Mevzu bahis solun devlete güvenmemesi gayet doğru ve devrimcidir. Fakat Kürt sorunun demokratik çözümü için mücadele eden, bu konuda sayısız kere Türkiyeli sol, sosyalist güçlerle ittifak yapan, Türkiye’nin demokratikleştirilmesi için büyük bedeller ödeyen Kürt hareketine karşı hala “ama”lar dizmesi anlaşılır bir şey değildir. Üstelik her defasında bu “ama”larının yanlış çıktığı ortaya çıkmasına rağmen…

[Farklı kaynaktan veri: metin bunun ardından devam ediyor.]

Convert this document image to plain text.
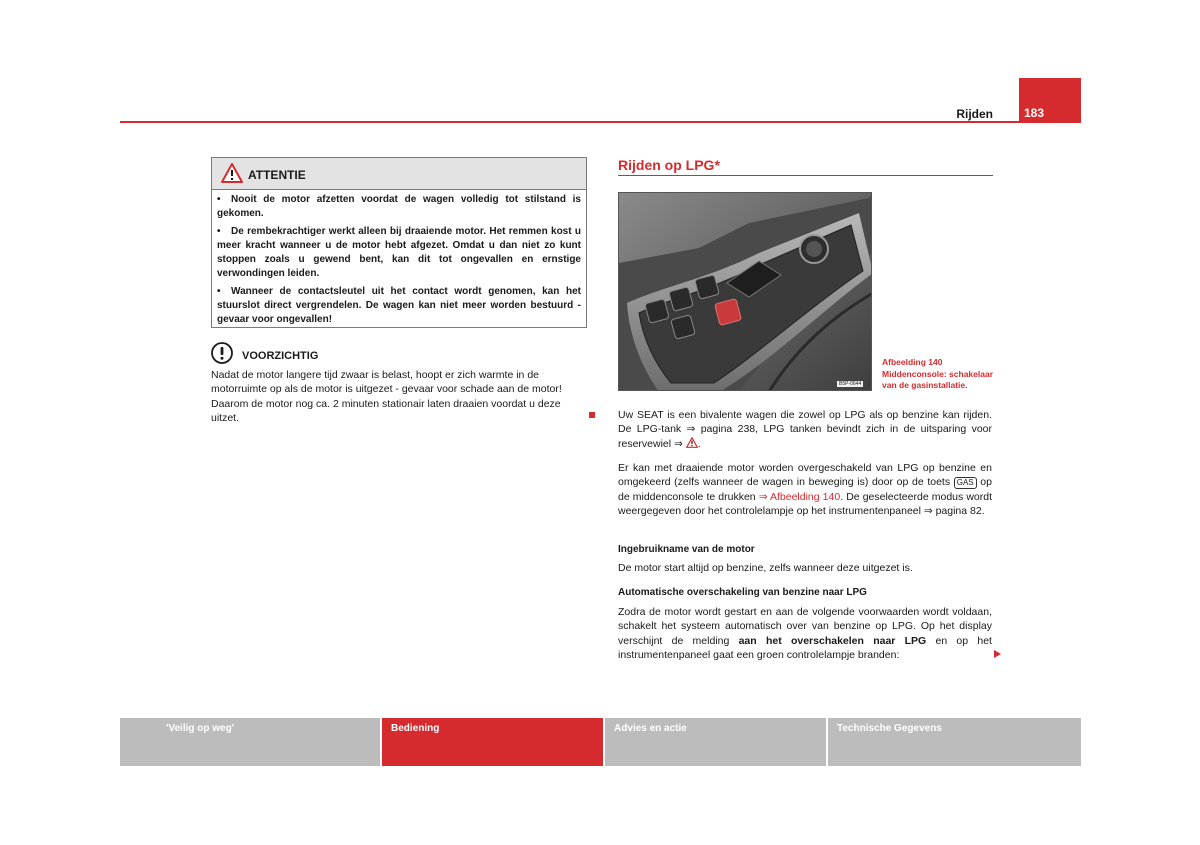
Rijden	183
ATTENTIE
• Nooit de motor afzetten voordat de wagen volledig tot stilstand is gekomen.
• De rembekrachtiger werkt alleen bij draaiende motor. Het remmen kost u meer kracht wanneer u de motor hebt afgezet. Omdat u dan niet zo kunt stoppen zoals u gewend bent, kan dit tot ongevallen en ernstige verwondingen leiden.
• Wanneer de contactsleutel uit het contact wordt genomen, kan het stuurslot direct vergrendelen. De wagen kan niet meer worden bestuurd - gevaar voor ongevallen!
VOORZICHTIG
Nadat de motor langere tijd zwaar is belast, hoopt er zich warmte in de motorruimte op als de motor is uitgezet - gevaar voor schade aan de motor! Daarom de motor nog ca. 2 minuten stationair laten draaien voordat u deze uitzet.
Rijden op LPG*
B5P-0644
Afbeelding 140 Middenconsole: schakelaar van de gasinstallatie.
Uw SEAT is een bivalente wagen die zowel op LPG als op benzine kan rijden. De LPG-tank ⇒ pagina 238, LPG tanken bevindt zich in de uitsparing voor reservewiel ⇒ .
Er kan met draaiende motor worden overgeschakeld van LPG op benzine en omgekeerd (zelfs wanneer de wagen in beweging is) door op de toets GAS op de middenconsole te drukken ⇒ Afbeelding 140. De geselecteerde modus wordt weergegeven door het controlelampje op het instrumentenpaneel ⇒ pagina 82.
Ingebruikname van de motor
De motor start altijd op benzine, zelfs wanneer deze uitgezet is.
Automatische overschakeling van benzine naar LPG
Zodra de motor wordt gestart en aan de volgende voorwaarden wordt voldaan, schakelt het systeem automatisch over van benzine op LPG. Op het display verschijnt de melding aan het overschakelen naar LPG en op het instrumentenpaneel gaat een groen controlelampje branden:
'Veilig op weg'	Bediening	Advies en actie	Technische Gegevens
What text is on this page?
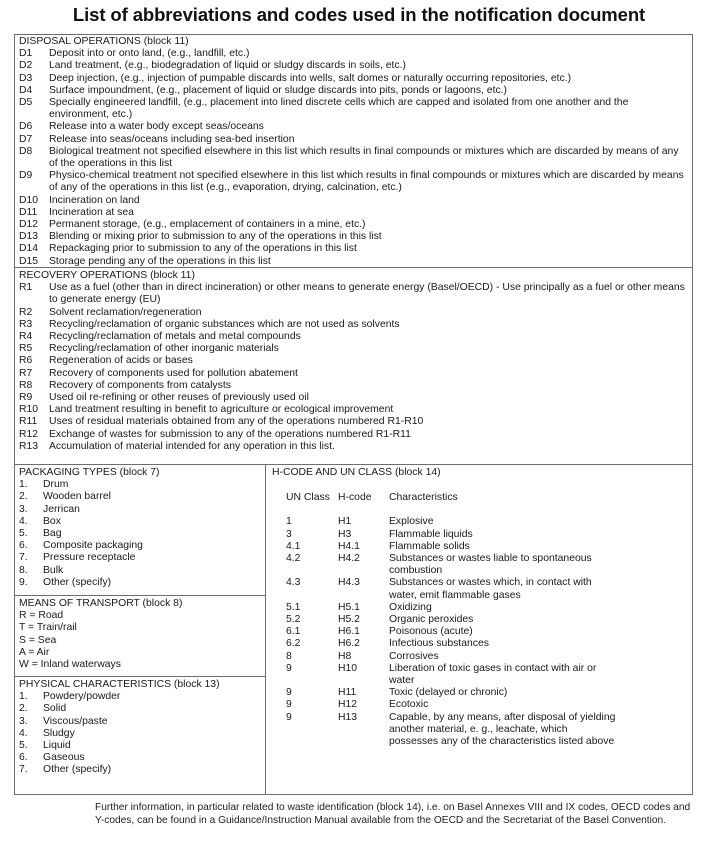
List of abbreviations and codes used in the notification document
DISPOSAL OPERATIONS (block 11)
D1	Deposit into or onto land, (e.g., landfill, etc.)
D2	Land treatment, (e.g., biodegradation of liquid or sludgy discards in soils, etc.)
D3	Deep injection, (e.g., injection of pumpable discards into wells, salt domes or naturally occurring repositories, etc.)
D4	Surface impoundment, (e.g., placement of liquid or sludge discards into pits, ponds or lagoons, etc.)
D5	Specially engineered landfill, (e.g., placement into lined discrete cells which are capped and isolated from one another and the environment, etc.)
D6	Release into a water body except seas/oceans
D7	Release into seas/oceans including sea-bed insertion
D8	Biological treatment not specified elsewhere in this list which results in final compounds or mixtures which are discarded by means of any of the operations in this list
D9	Physico-chemical treatment not specified elsewhere in this list which results in final compounds or mixtures which are discarded by means of any of the operations in this list (e.g., evaporation, drying, calcination, etc.)
D10	Incineration on land
D11	Incineration at sea
D12	Permanent storage, (e.g., emplacement of containers in a mine, etc.)
D13	Blending or mixing prior to submission to any of the operations in this list
D14	Repackaging prior to submission to any of the operations in this list
D15	Storage pending any of the operations in this list
RECOVERY OPERATIONS (block 11)
R1	Use as a fuel (other than in direct incineration) or other means to generate energy (Basel/OECD) - Use principally as a fuel or other means to generate energy (EU)
R2	Solvent reclamation/regeneration
R3	Recycling/reclamation of organic substances which are not used as solvents
R4	Recycling/reclamation of metals and metal compounds
R5	Recycling/reclamation of other inorganic materials
R6	Regeneration of acids or bases
R7	Recovery of components used for pollution abatement
R8	Recovery of components from catalysts
R9	Used oil re-refining or other reuses of previously used oil
R10	Land treatment resulting in benefit to agriculture or ecological improvement
R11	Uses of residual materials obtained from any of the operations numbered R1-R10
R12	Exchange of wastes for submission to any of the operations numbered R1-R11
R13	Accumulation of material intended for any operation in this list.
PACKAGING TYPES (block 7)
1.	Drum
2.	Wooden barrel
3.	Jerrican
4.	Box
5.	Bag
6.	Composite packaging
7.	Pressure receptacle
8.	Bulk
9.	Other (specify)
MEANS OF TRANSPORT (block 8)
R = Road
T = Train/rail
S = Sea
A = Air
W = Inland waterways
PHYSICAL CHARACTERISTICS (block 13)
1.	Powdery/powder
2.	Solid
3.	Viscous/paste
4.	Sludgy
5.	Liquid
6.	Gaseous
7.	Other (specify)
H-CODE AND UN CLASS (block 14)
UN Class H-code	Characteristics
1	H1	Explosive
3	H3	Flammable liquids
4.1	H4.1	Flammable solids
4.2	H4.2	Substances or wastes liable to spontaneous combustion
4.3	H4.3	Substances or wastes which, in contact with water, emit flammable gases
5.1	H5.1	Oxidizing
5.2	H5.2	Organic peroxides
6.1	H6.1	Poisonous (acute)
6.2	H6.2	Infectious substances
8	H8	Corrosives
9	H10	Liberation of toxic gases in contact with air or water
9	H11	Toxic (delayed or chronic)
9	H12	Ecotoxic
9	H13	Capable, by any means, after disposal of yielding another material, e. g., leachate, which possesses any of the characteristics listed above
Further information, in particular related to waste identification (block 14), i.e. on Basel Annexes VIII and IX codes, OECD codes and Y-codes, can be found in a Guidance/Instruction Manual available from the OECD and the Secretariat of the Basel Convention.
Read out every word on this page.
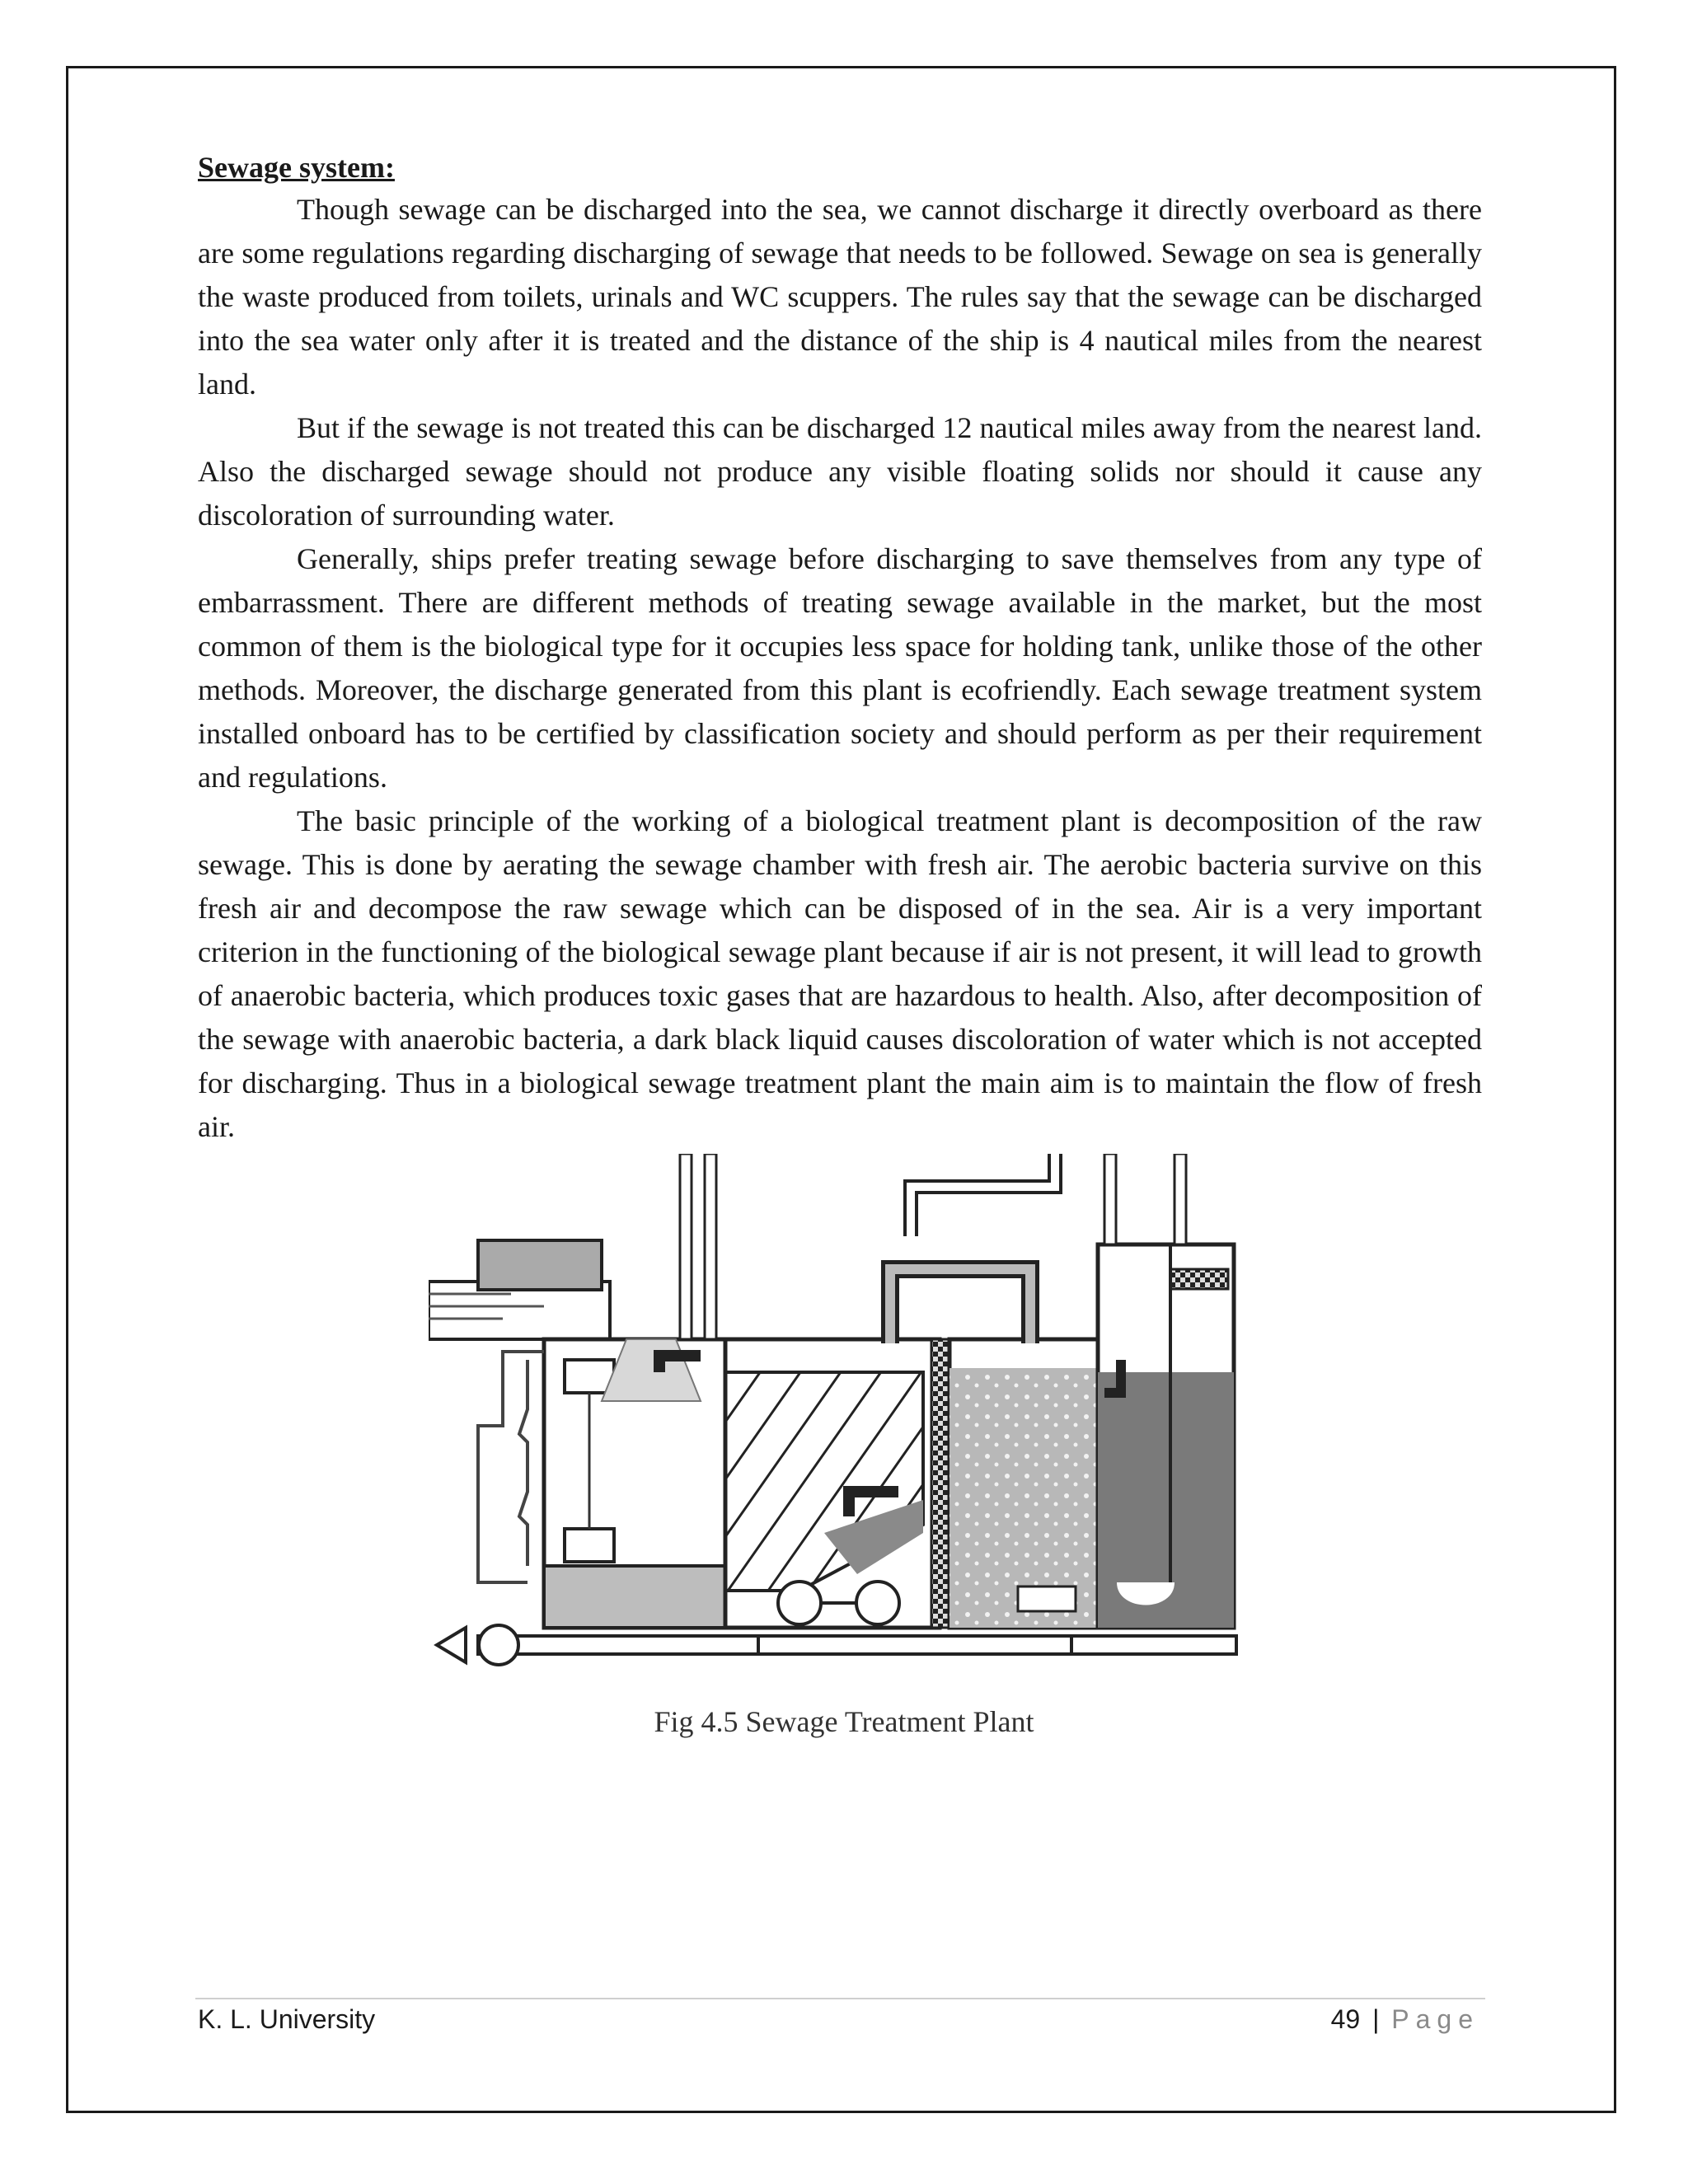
Sewage system:

Though sewage can be discharged into the sea, we cannot discharge it directly overboard as there are some regulations regarding discharging of sewage that needs to be followed. Sewage on sea is generally the waste produced from toilets, urinals and WC scuppers. The rules say that the sewage can be discharged into the sea water only after it is treated and the distance of the ship is 4 nautical miles from the nearest land.

But if the sewage is not treated this can be discharged 12 nautical miles away from the nearest land. Also the discharged sewage should not produce any visible floating solids nor should it cause any discoloration of surrounding water.

Generally, ships prefer treating sewage before discharging to save themselves from any type of embarrassment. There are different methods of treating sewage available in the market, but the most common of them is the biological type for it occupies less space for holding tank, unlike those of the other methods. Moreover, the discharge generated from this plant is ecofriendly. Each sewage treatment system installed onboard has to be certified by classification society and should perform as per their requirement and regulations.

The basic principle of the working of a biological treatment plant is decomposition of the raw sewage. This is done by aerating the sewage chamber with fresh air. The aerobic bacteria survive on this fresh air and decompose the raw sewage which can be disposed of in the sea. Air is a very important criterion in the functioning of the biological sewage plant because if air is not present, it will lead to growth of anaerobic bacteria, which produces toxic gases that are hazardous to health. Also, after decomposition of the sewage with anaerobic bacteria, a dark black liquid causes discoloration of water which is not accepted for discharging. Thus in a biological sewage treatment plant the main aim is to maintain the flow of fresh air.

Fig 4.5 Sewage Treatment Plant
K. L. University	49 | Page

Bugün de esas olarak bu güvensizlikle malul “ama”lar sıralanıyor. Örneğin deniyor ki, barışın bedeli Erdoğan’ın Allah canını alıncaya kadar başkan kalmasını sağlayacak bir anayasa mı olacak? Öcalan’ın “Türk-Kürt ittifakı” söylemi iktidarın “neo-Osmanlıcı” “ümmetçi” yaklaşımında ortaklaşma anlamına mı geliyor? Türkiye’de faşizm, Kürdistan’da demokrasi mi olacak? Yer yer ultra saçma düzeye varan bu “ama”ların sonu yok. Sol partiler, sürecin risklerine işaret edip elini taşın altına sokmaktan imtina edip, “Kürt belası”ndan kurtulacakları günü beklemeleri trajikomik bir durum olur.
Kendinden menkul “kırmızı çizgiler” çizmek yerine, ola ki süreçte devlet ile yapılan görüşmeler konusunda bilgi sahibi olmadıklarını düşünüyorsa bu konuda da başta Dem Parti olmak üzere ilgililerden bilgi almaya çalışmak gerekir. Ama bundan önce, Türk sömürgeci devletinin yüzyıldan fazladır süren Kürt inkarcılığına, sovenizme karşı Kürt halkının demokratik taleplerinin amasız fakatsız savunuculuğunu üstlenmek sol adını hak etmenin kriteridir. Bunu yapmayan zaten bu süreçte de sonrasında da varlık hakkı bulamayacaktır.